As the planet’s total population grows disproportionately fatter and older, it seems obvious enough that demand for new pharmaceuticals will only escalate, and the only way for supply to meet that demand is to avoid further limitation of the profitability of the drugs. As data analyst Cremieux Recueil has demonstrated, even with the recent cash infusions of COVID-19 and new GLP-1 injectables, the internal rate of return of pharmaceutical R&D has been falling below the cost of capital for some time now.
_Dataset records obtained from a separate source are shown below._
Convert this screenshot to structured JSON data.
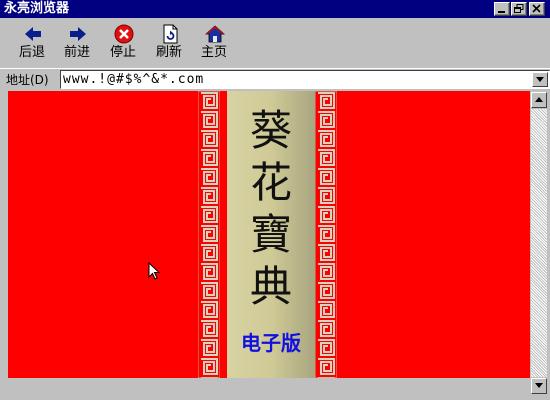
{
  "window": {
    "title": "永亮浏览器"
  },
  "toolbar": {
    "buttons": [
      {
        "label": "后退",
        "icon": "back-arrow-icon"
      },
      {
        "label": "前进",
        "icon": "forward-arrow-icon"
      },
      {
        "label": "停止",
        "icon": "stop-icon"
      },
      {
        "label": "刷新",
        "icon": "refresh-icon"
      },
      {
        "label": "主页",
        "icon": "home-icon"
      }
    ]
  },
  "address": {
    "label": "地址(D)",
    "value": "www.!@#$%^&*.com"
  },
  "content": {
    "title_chars": [
      "葵",
      "花",
      "寶",
      "典"
    ],
    "edition": "电子版"
  },
  "colors": {
    "titlebar": "#000080",
    "page_background": "#ff0000",
    "panel": "#cfca96",
    "edition_text": "#1010e0",
    "arrow_blue": "#0a1e8c",
    "stop_red": "#e01010"
  }
}
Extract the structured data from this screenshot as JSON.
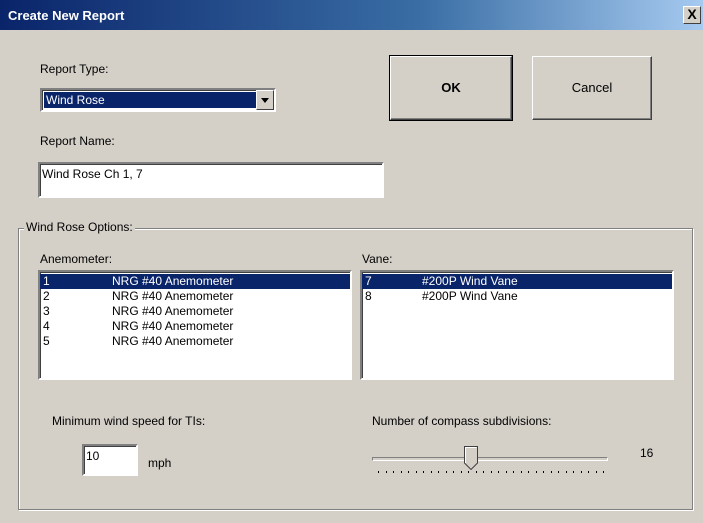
{
  "window": {
    "title": "Create New Report",
    "close_glyph": "X"
  },
  "report_type": {
    "label": "Report Type:",
    "selected": "Wind Rose"
  },
  "report_name": {
    "label": "Report Name:",
    "value": "Wind Rose Ch 1, 7"
  },
  "buttons": {
    "ok": "OK",
    "cancel": "Cancel"
  },
  "options": {
    "legend": "Wind Rose Options:",
    "anemometer": {
      "label": "Anemometer:",
      "items": [
        {
          "id": "1",
          "name": "NRG #40 Anemometer",
          "selected": true
        },
        {
          "id": "2",
          "name": "NRG #40 Anemometer",
          "selected": false
        },
        {
          "id": "3",
          "name": "NRG #40 Anemometer",
          "selected": false
        },
        {
          "id": "4",
          "name": "NRG #40 Anemometer",
          "selected": false
        },
        {
          "id": "5",
          "name": "NRG #40 Anemometer",
          "selected": false
        }
      ]
    },
    "vane": {
      "label": "Vane:",
      "items": [
        {
          "id": "7",
          "name": "#200P Wind Vane",
          "selected": true
        },
        {
          "id": "8",
          "name": "#200P Wind Vane",
          "selected": false
        }
      ]
    },
    "min_speed": {
      "label": "Minimum wind speed for TIs:",
      "value": "10",
      "unit": "mph"
    },
    "subdivisions": {
      "label": "Number of compass subdivisions:",
      "value": "16",
      "slider_fraction": 0.42
    }
  },
  "colors": {
    "selection": "#0a246a",
    "dialog_bg": "#d4d0c8",
    "titlebar": "#0a246a"
  }
}
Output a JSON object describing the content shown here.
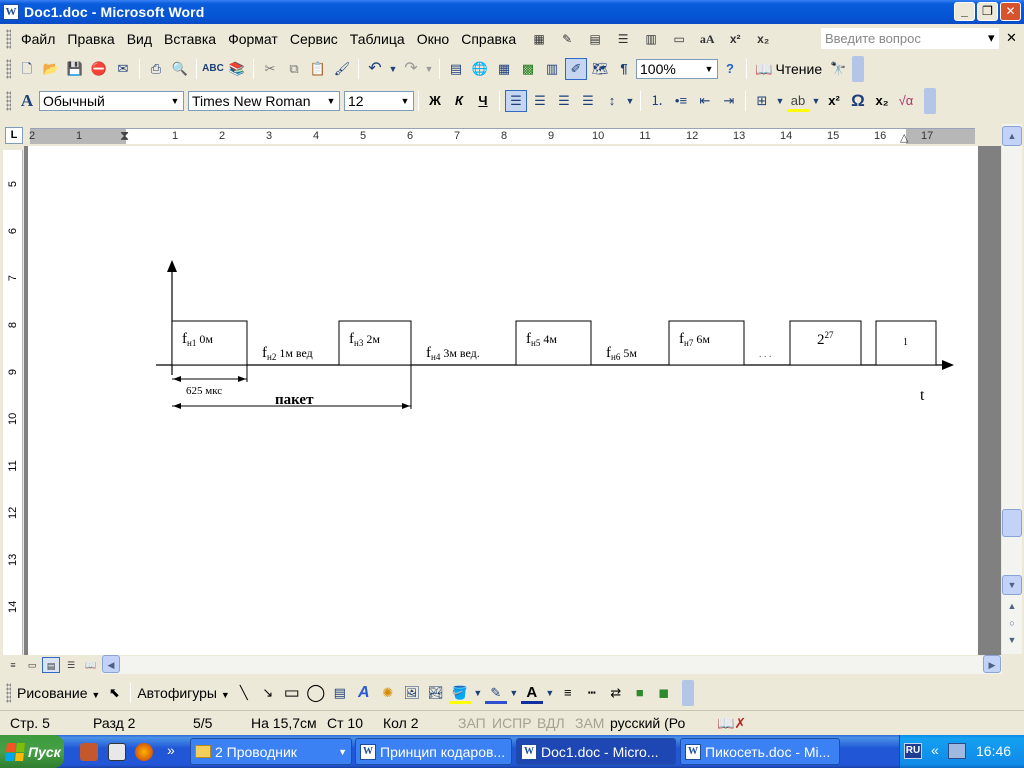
{
  "window": {
    "title": "Doc1.doc - Microsoft Word",
    "icon": "word-doc-icon"
  },
  "menu": {
    "items": [
      "Файл",
      "Правка",
      "Вид",
      "Вставка",
      "Формат",
      "Сервис",
      "Таблица",
      "Окно",
      "Справка"
    ],
    "help_placeholder": "Введите вопрос"
  },
  "standard_toolbar": {
    "zoom": "100%",
    "read_label": "Чтение"
  },
  "format_toolbar": {
    "style": "Обычный",
    "font": "Times New Roman",
    "size": "12"
  },
  "ruler": {
    "h_labels": [
      "2",
      "1",
      "1",
      "2",
      "3",
      "4",
      "5",
      "6",
      "7",
      "8",
      "9",
      "10",
      "11",
      "12",
      "13",
      "14",
      "15",
      "16",
      "17"
    ],
    "v_labels": [
      "5",
      "6",
      "7",
      "8",
      "9",
      "10",
      "11",
      "12",
      "13",
      "14"
    ],
    "corner": "L"
  },
  "diagram": {
    "slots": [
      {
        "kind": "box",
        "f_sub": "н1",
        "text": "0м"
      },
      {
        "kind": "gap",
        "f_sub": "н2",
        "text": "1м  вед"
      },
      {
        "kind": "box",
        "f_sub": "н3",
        "text": "2м"
      },
      {
        "kind": "gap",
        "f_sub": "н4",
        "text": "3м вед."
      },
      {
        "kind": "box",
        "f_sub": "н5",
        "text": "4м"
      },
      {
        "kind": "gap",
        "f_sub": "н6",
        "text": "5м"
      },
      {
        "kind": "box",
        "f_sub": "н7",
        "text": "6м"
      }
    ],
    "f_letter": "f",
    "ellipsis": ". . .",
    "power_base": "2",
    "power_exp": "27",
    "last_box": "1",
    "slot_duration": "625 мкс",
    "packet_label": "пакет",
    "axis_label": "t"
  },
  "drawing_toolbar": {
    "draw_label": "Рисование",
    "autoshapes_label": "Автофигуры"
  },
  "status": {
    "page": "Стр. 5",
    "section": "Разд  2",
    "pages": "5/5",
    "at": "На 15,7см",
    "line": "Ст  10",
    "col": "Кол  2",
    "rec": "ЗАП",
    "trk": "ИСПР",
    "ext": "ВДЛ",
    "ovr": "ЗАМ",
    "lang": "русский (Ро"
  },
  "taskbar": {
    "start": "Пуск",
    "more": "»",
    "tasks": [
      {
        "label": "2 Проводник",
        "type": "folder",
        "dropdown": "▼"
      },
      {
        "label": "Принцип кодаров...",
        "type": "word"
      },
      {
        "label": "Doc1.doc - Micro...",
        "type": "word",
        "active": true
      },
      {
        "label": "Пикосеть.doc - Mi...",
        "type": "word"
      }
    ],
    "lang": "RU",
    "tray_arrow": "«",
    "clock": "16:46"
  }
}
Unless the planet is happy to give up on a possible cure for cancer, Alzheimer’s, Type 1 diabetes, Huntington’s, muscular dystrophy, multiple sclerosis, or any of the other diseases that currently torment humanity, the solution to the astronomical collective cost of medical R&D is to make the rest of the world pay up.
Ironically enough, the free-rider problem is one of the few market phenomena where classical economists do consider tariffs or taxes to be a useful solution. In a case of negative externalities that aren’t accounted for in the price borne by, say, the cigarette smoker who exposes the rest of us to toxic tobacco smoke, a tax tacked onto a pack of cigarettes internalizes the externality back into the price of that pack of cigarettes. The inverse would be a subsidy to, say, Americans funding the positive externalities of new medical R&D.
TRUMP HAS SLOWED NATIONAL DEBT GROWTH BY 92%
While imposing tariffs to fund an effective Pigouvian subsidy for American consumers of pharmaceuticals could be used as political leverage in the same way Trump’s current trade war has been used as an incentive for other nation’s to reduce their tariff and nontariff barriers, the EU has already demonstrated how to use tariffs as an end goal of cost-sharing: its Carbon Border Adjustment Mechanism is a carbon tariff imposed on neighboring trading partners to prevent nearby countries from benefiting from its stringent emissions controls without instituting an internal carbon tax of its own.
Other countries have not been “screwing” the U.S. by selling its consumers goods they demand, by turning its trade deficit into a capital surplus with the dominance of the American bond market, or by maintaining its dollar’s esteemed status as the world’s reserve currency. However, even the U.S.’s allies have mooched off its medical R&D for too long, and Trump should indeed make them pay for the privilege.